Le léger redressement des taux sur les obligations venant à échéance dans 10 ans auquel on assiste depuis quelques semaines n'est pas encore le prélude à l'effondrement du marché que d'aucuns prédisent depuis plusieurs années.

La raison en est fort simple, explique Vincent Delisle, stratège chez Scotia Capitaux. En dépit de la forte poussée des actions depuis août, il y a eu des sorties de capitaux des marchés boursiers en septembre et octobre, car un sentiment «bizarre» anime les investisseurs: «Ils vendent les actions en pleine reprise boursière, écrit-il dans la dernière livraison de la lettre Daily Edge. À notre avis, ces flux ne vont pas revenir dans les actions tant que la performance du marché obligataire ne décevra pas franchement. Cela pourrait mettre des années.»

La Bourse américaine et, dans une moindre mesure, la canadienne traversent un cycle baissier de longue durée (secular bear market). Il aurait commencé avec l'éclatement de la technobulle en 2000, quand les actions se négociaient à 30 fois les bénéfices estimés alors que la moyenne historique est de 15.

Durant les 10 dernières années du cycle haussier, le rendement annuel moyen de l'indice S&P 500 avait aussi été de 17%, alors que la moyenne historique est de 4%.

Même si la reprise se confirme au cours des prochains mois, les sorties de capitaux de la Bourse vers les obligations vont continuer. Quand prend fin un cycle baissier de longue durée, explique M. Delisle, le ratio cours-bénéfice est loin dessous sa moyenne historique, malgré le fait que les entreprises génèrent des profits à la hausse depuis plusieurs trimestres.

M. Delisle a estimé que, depuis 2009, 615 milliards ont été placés aux États-Unis dans des fonds communs obligataires, alors que 3,1 milliards sont sortis des fonds en actions. Et pourtant, le S&P 500 a gagné 70% depuis son creux de mars 2009.

À l'apothéose du marché boursier haussier en 1999 et 2000, 497 milliards avaient été investis dans des fonds en actions alors que quelques dizaines de milliards sortaient des fonds obligataires.

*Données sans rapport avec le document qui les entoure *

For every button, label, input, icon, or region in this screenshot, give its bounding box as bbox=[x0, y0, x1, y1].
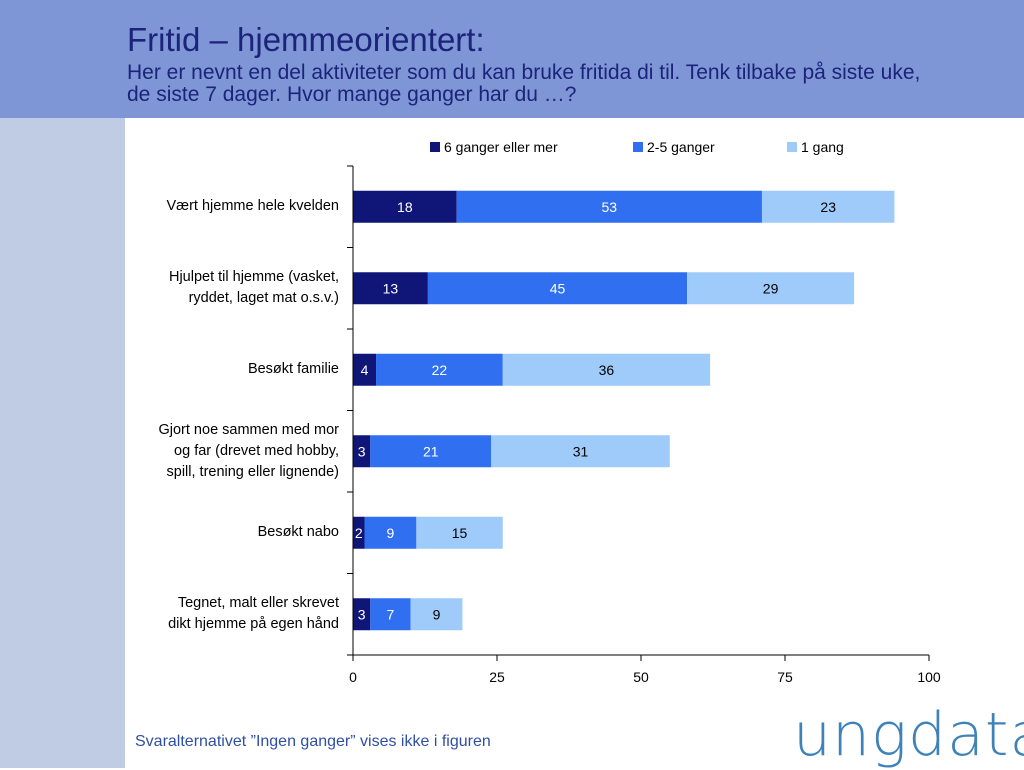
data-label: 13 bbox=[383, 280, 399, 296]
bar-segment bbox=[370, 598, 411, 631]
page-subtitle: Her er nevnt en del aktiviteter som du k… bbox=[127, 61, 921, 106]
legend-label: 2-5 ganger bbox=[647, 139, 715, 155]
category-label: Besøkt familie bbox=[129, 359, 339, 380]
data-label: 36 bbox=[599, 362, 615, 378]
data-label: 4 bbox=[361, 362, 369, 378]
bar-segment bbox=[416, 516, 503, 549]
chart-area: 6 ganger eller mer 2-5 ganger 1 gang 18 53 23… bbox=[125, 118, 1024, 718]
data-label: 7 bbox=[387, 606, 395, 622]
data-label: 3 bbox=[358, 606, 366, 622]
category-label: Hjulpet til hjemme (vasket, ryddet, laget… bbox=[129, 267, 339, 309]
x-tick-label: 50 bbox=[633, 669, 649, 685]
category-label: Tegnet, malt eller skrevet dikt hjemme på… bbox=[129, 593, 339, 635]
legend-label: 1 gang bbox=[801, 139, 844, 155]
bar-segment bbox=[353, 353, 377, 386]
bar-segment bbox=[353, 598, 371, 631]
bar-segment bbox=[502, 353, 711, 386]
bar-segment bbox=[353, 272, 428, 305]
x-tick-label: 75 bbox=[777, 669, 793, 685]
bar-segment bbox=[364, 516, 417, 549]
bar-segment bbox=[687, 272, 855, 305]
bar-segment bbox=[370, 435, 492, 468]
footnote: Svaralternativet ”Ingen ganger” vises ik… bbox=[135, 733, 491, 750]
bar-segment bbox=[491, 435, 670, 468]
data-label: 31 bbox=[573, 443, 589, 459]
data-label: 53 bbox=[602, 199, 618, 215]
category-label-line: Tegnet, malt eller skrevet bbox=[177, 595, 339, 612]
category-label-line: og far (drevet med hobby, bbox=[174, 442, 339, 459]
category-label-line: ryddet, laget mat o.s.v.) bbox=[188, 290, 339, 307]
category-label-line: spill, trening eller lignende) bbox=[166, 463, 340, 480]
header-band: Fritid – hjemmeorientert: Her er nevnt e… bbox=[0, 0, 1024, 118]
bar-segment bbox=[353, 435, 371, 468]
legend-swatch bbox=[787, 142, 797, 152]
data-label: 23 bbox=[820, 199, 836, 215]
category-label-line: dikt hjemme på egen hånd bbox=[168, 616, 339, 633]
category-label: Gjort noe sammen med mor og far (drevet m… bbox=[129, 420, 339, 483]
x-tick-label: 0 bbox=[349, 669, 357, 685]
bar-segment bbox=[376, 353, 503, 386]
data-label: 29 bbox=[763, 280, 779, 296]
ungdata-logo: ungdata bbox=[793, 700, 1024, 770]
x-tick-label: 100 bbox=[917, 669, 941, 685]
bar-segment bbox=[761, 190, 895, 223]
page-title: Fritid – hjemmeorientert: bbox=[127, 21, 485, 58]
bar-segment bbox=[353, 516, 365, 549]
category-label: Besøkt nabo bbox=[129, 522, 339, 543]
data-label: 3 bbox=[358, 443, 366, 459]
bar-segment bbox=[456, 190, 762, 223]
data-label: 22 bbox=[432, 362, 448, 378]
left-sidebar-band bbox=[0, 118, 125, 768]
bar-segment bbox=[353, 190, 457, 223]
category-label: Vært hjemme hele kvelden bbox=[129, 196, 339, 217]
data-label: 21 bbox=[423, 443, 439, 459]
legend-swatch bbox=[633, 142, 643, 152]
category-label-line: Besøkt familie bbox=[247, 361, 339, 378]
data-label: 15 bbox=[452, 525, 468, 541]
category-label-line: Besøkt nabo bbox=[257, 524, 339, 541]
bar-segment bbox=[427, 272, 688, 305]
data-label: 18 bbox=[397, 199, 413, 215]
legend-label: 6 ganger eller mer bbox=[444, 139, 558, 155]
data-label: 9 bbox=[433, 606, 441, 622]
legend-swatch bbox=[430, 142, 440, 152]
category-label-line: Gjort noe sammen med mor bbox=[158, 421, 339, 438]
bar-segment bbox=[410, 598, 463, 631]
category-label-line: Vært hjemme hele kvelden bbox=[166, 198, 339, 215]
data-label: 2 bbox=[355, 525, 363, 541]
category-label-line: Hjulpet til hjemme (vasket, bbox=[168, 269, 339, 286]
data-label: 9 bbox=[387, 525, 395, 541]
data-label: 45 bbox=[550, 280, 566, 296]
x-tick-label: 25 bbox=[489, 669, 505, 685]
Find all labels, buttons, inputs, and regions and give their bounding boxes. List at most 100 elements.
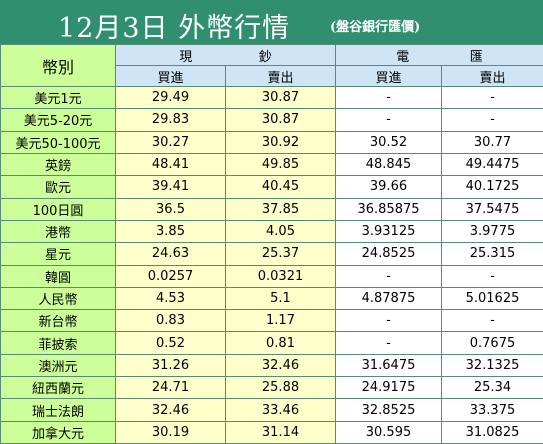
cash-header-char-2: 鈔 <box>258 49 272 65</box>
currency-name: 美元50-100元 <box>0 130 116 154</box>
wire-buy-value: 30.52 <box>335 130 442 154</box>
table-row: 瑞士法朗 32.46 33.46 32.8525 33.375 <box>0 398 543 422</box>
cash-sell-value: 4.05 <box>225 219 336 244</box>
currency-name: 歐元 <box>0 175 116 199</box>
wire-buy-value: - <box>335 331 442 355</box>
wire-sell-value: 40.1725 <box>441 175 543 199</box>
table-row: 美元5-20元 29.83 30.87- - <box>0 108 543 132</box>
title-bar: 12月3日 外幣行情 (盤谷銀行匯價) <box>0 0 543 44</box>
page-title: 12月3日 外幣行情 <box>58 13 291 44</box>
cash-sell-value: 30.87 <box>225 108 336 132</box>
currency-name: 瑞士法朗 <box>0 398 116 422</box>
cash-sell-value: 30.92 <box>225 130 336 154</box>
wire-buy-value: 24.9175 <box>335 376 442 400</box>
wire-sell-value: 37.5475 <box>441 197 543 221</box>
wire-sell-value: - <box>441 309 543 333</box>
wire-sell-value: - <box>441 264 543 288</box>
cash-sell-value: 37.85 <box>225 197 336 221</box>
table-row: 人民幣 4.53 5.1 4.87875 5.01625 <box>0 286 543 311</box>
wire-sell-value: 31.0825 <box>441 420 543 444</box>
cash-buy-value: 3.85 <box>115 219 226 244</box>
cash-buy-value: 32.46 <box>115 398 226 422</box>
wire-sell-value: 25.34 <box>441 376 543 400</box>
currency-name: 美元1元 <box>0 85 116 110</box>
cash-sell-value: 49.85 <box>225 152 336 177</box>
cash-buy-value: 24.63 <box>115 242 226 266</box>
table-row: 韓圓 0.0257 0.0321- - <box>0 264 543 288</box>
table-row: 紐西蘭元 24.71 25.88 24.9175 25.34 <box>0 376 543 400</box>
exchange-rate-table: 幣別 現 鈔 電 匯 買進 賣出 買進 賣出 <box>0 44 543 444</box>
table-row: 歐元 39.41 40.45 39.66 40.1725 <box>0 175 543 199</box>
wire-sell-header: 賣出 <box>441 65 543 87</box>
table-row: 澳洲元 31.26 32.46 31.6475 32.1325 <box>0 353 543 378</box>
wire-buy-value: 30.595 <box>335 420 442 444</box>
wire-buy-value: 48.845 <box>335 152 442 177</box>
cash-sell-value: 25.37 <box>225 242 336 266</box>
currency-header: 幣別 <box>0 44 116 87</box>
table-row: 星元 24.63 25.37 24.8525 25.315 <box>0 242 543 266</box>
wire-header-char-2: 匯 <box>469 49 483 65</box>
wire-buy-value: 4.87875 <box>335 286 442 311</box>
cash-buy-value: 31.26 <box>115 353 226 378</box>
table-row: 新台幣 0.83 1.17- - <box>0 309 543 333</box>
table-row: 菲披索 0.52 0.81-0.7675 <box>0 331 543 355</box>
cash-sell-value: 32.46 <box>225 353 336 378</box>
currency-name: 紐西蘭元 <box>0 376 116 400</box>
cash-buy-value: 30.19 <box>115 420 226 444</box>
wire-sell-value: 25.315 <box>441 242 543 266</box>
rate-rows: 美元1元 29.49 30.87- - 美元5-20元 29.83 30.87- - 美元5… <box>0 85 543 444</box>
cash-buy-value: 36.5 <box>115 197 226 221</box>
cash-sell-value: 31.14 <box>225 420 336 444</box>
wire-header: 電 匯 <box>335 44 543 66</box>
table-row: 英鎊 48.41 49.85 48.845 49.4475 <box>0 152 543 177</box>
cash-buy-value: 29.49 <box>115 85 226 110</box>
wire-sell-value: 0.7675 <box>441 331 543 355</box>
cash-sell-value: 1.17 <box>225 309 336 333</box>
currency-name: 新台幣 <box>0 309 116 333</box>
cash-buy-value: 4.53 <box>115 286 226 311</box>
currency-name: 星元 <box>0 242 116 266</box>
bank-source-label: (盤谷銀行匯價) <box>330 20 421 35</box>
currency-name: 菲披索 <box>0 331 116 355</box>
cash-sell-value: 33.46 <box>225 398 336 422</box>
cash-sell-value: 0.81 <box>225 331 336 355</box>
wire-buy-header: 買進 <box>335 65 442 87</box>
table-row: 美元1元 29.49 30.87- - <box>0 85 543 110</box>
wire-sell-value: 3.9775 <box>441 219 543 244</box>
cash-sell-value: 0.0321 <box>225 264 336 288</box>
wire-sell-value: 5.01625 <box>441 286 543 311</box>
cash-header-char-1: 現 <box>179 49 193 65</box>
cash-buy-value: 30.27 <box>115 130 226 154</box>
currency-name: 澳洲元 <box>0 353 116 378</box>
wire-sell-value: 32.1325 <box>441 353 543 378</box>
wire-sell-value: 33.375 <box>441 398 543 422</box>
cash-buy-value: 0.52 <box>115 331 226 355</box>
wire-sell-value: 49.4475 <box>441 152 543 177</box>
wire-sell-value: - <box>441 85 543 110</box>
wire-buy-value: 32.8525 <box>335 398 442 422</box>
cash-sell-value: 30.87 <box>225 85 336 110</box>
cash-sell-header: 賣出 <box>225 65 336 87</box>
wire-buy-value: 36.85875 <box>335 197 442 221</box>
wire-buy-value: 31.6475 <box>335 353 442 378</box>
wire-buy-value: 24.8525 <box>335 242 442 266</box>
cash-buy-value: 48.41 <box>115 152 226 177</box>
cash-buy-value: 0.0257 <box>115 264 226 288</box>
currency-name: 加拿大元 <box>0 420 116 444</box>
table-row: 100日圓 36.5 37.85 36.85875 37.5475 <box>0 197 543 221</box>
currency-name: 港幣 <box>0 219 116 244</box>
table-row: 港幣 3.85 4.05 3.93125 3.9775 <box>0 219 543 244</box>
wire-buy-value: - <box>335 108 442 132</box>
wire-buy-value: 39.66 <box>335 175 442 199</box>
table-row: 美元50-100元 30.27 30.92 30.52 30.77 <box>0 130 543 154</box>
wire-header-char-1: 電 <box>396 49 410 65</box>
currency-name: 100日圓 <box>0 197 116 221</box>
cash-buy-value: 24.71 <box>115 376 226 400</box>
table-row: 加拿大元 30.19 31.14 30.595 31.0825 <box>0 420 543 444</box>
wire-buy-value: - <box>335 85 442 110</box>
cash-header: 現 鈔 <box>115 44 336 66</box>
currency-name: 英鎊 <box>0 152 116 177</box>
cash-buy-value: 0.83 <box>115 309 226 333</box>
wire-sell-value: 30.77 <box>441 130 543 154</box>
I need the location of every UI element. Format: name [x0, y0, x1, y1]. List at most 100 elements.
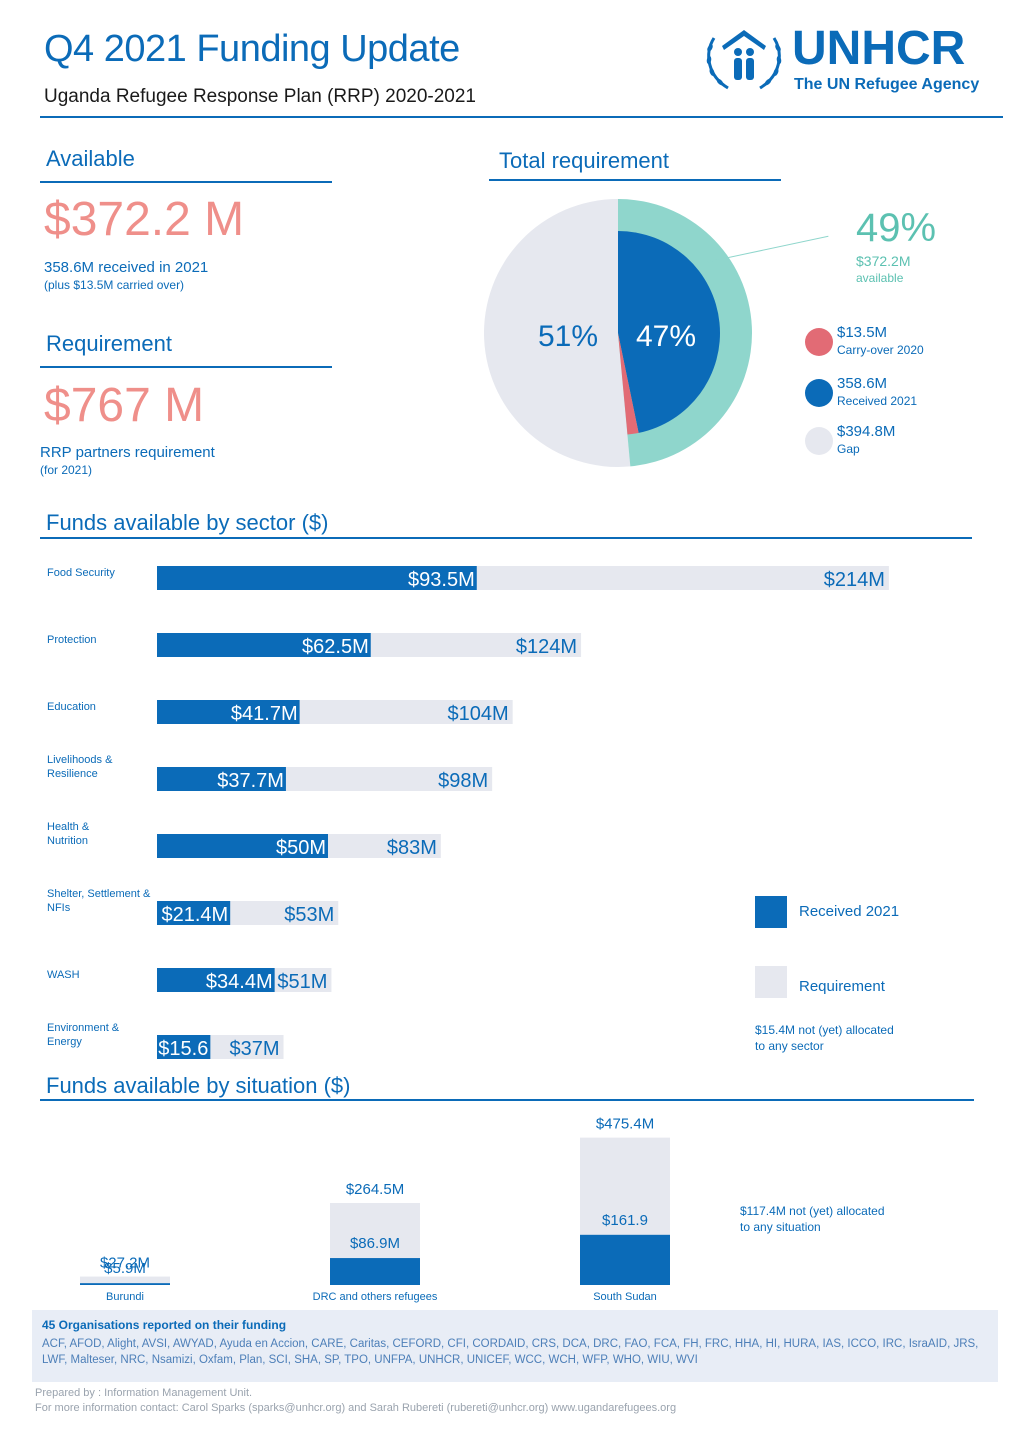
sector-requirement-label: $104M — [448, 703, 509, 725]
requirement-line1: RRP partners requirement — [40, 444, 215, 461]
sector-received-label: $34.4M — [206, 971, 273, 993]
situation-category-label: South Sudan — [593, 1291, 657, 1303]
prepared-by: Prepared by : Information Management Uni… — [35, 1387, 253, 1399]
pie-slice-carryover — [618, 333, 639, 435]
organisations-list: ACF, AFOD, Alight, AVSI, AWYAD, Ayuda en… — [42, 1338, 979, 1366]
sector-category-label: Education — [47, 701, 96, 713]
sector-category-label: NFIs — [47, 902, 71, 914]
organisations-heading: 45 Organisations reported on their fundi… — [42, 1318, 287, 1332]
pie-label-gap: 51% — [538, 320, 598, 353]
sector-category-label: Nutrition — [47, 835, 88, 847]
organisations-box: 45 Organisations reported on their fundi… — [32, 1310, 998, 1382]
situation-requirement-label: $264.5M — [346, 1181, 404, 1198]
callout-label: available — [856, 271, 904, 285]
sector-heading: Funds available by sector ($) — [46, 510, 329, 535]
available-line1: 358.6M received in 2021 — [44, 259, 209, 276]
legend-amount: $394.8M — [837, 423, 896, 440]
sector-category-label: WASH — [47, 969, 80, 981]
situation-requirement-label: $475.4M — [596, 1116, 654, 1133]
situation-bar-received — [80, 1283, 170, 1285]
legend-swatch-received — [755, 896, 787, 928]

La reprise boursière actuelle est surtout nourrie par les grandes attentes d'une nouvelle détente monétaire de type quantitatif orchestré par la Réserve fédérale (Fed). En actionnant la planche à billets jusqu'à concurrence de 500 à 2000 milliards supplémentaires selon les prévisions divergentes des experts, la Fed a deux objectifs: stimuler l'activité économique pour réduire le chômage et relancer l'inflation. En procédant par l'achat d'obligations, elle vise aussi à s'assurer que les taux restent bas ou, en d'autres termes, que les obligations soient chères. D'où les perspectives de rendement intéressantes pour les investisseurs toujours allergiques au risque.

Le revirement du marché sera peut-être douloureux pour les détenteurs d'obligations, prédit M. Delisle. Il surviendra quand le taux de chômage sera significativement plus faible aux États-Unis. Dans deux ans, peut-être trois.

D'ici là, les reprises boursières seront éphémères.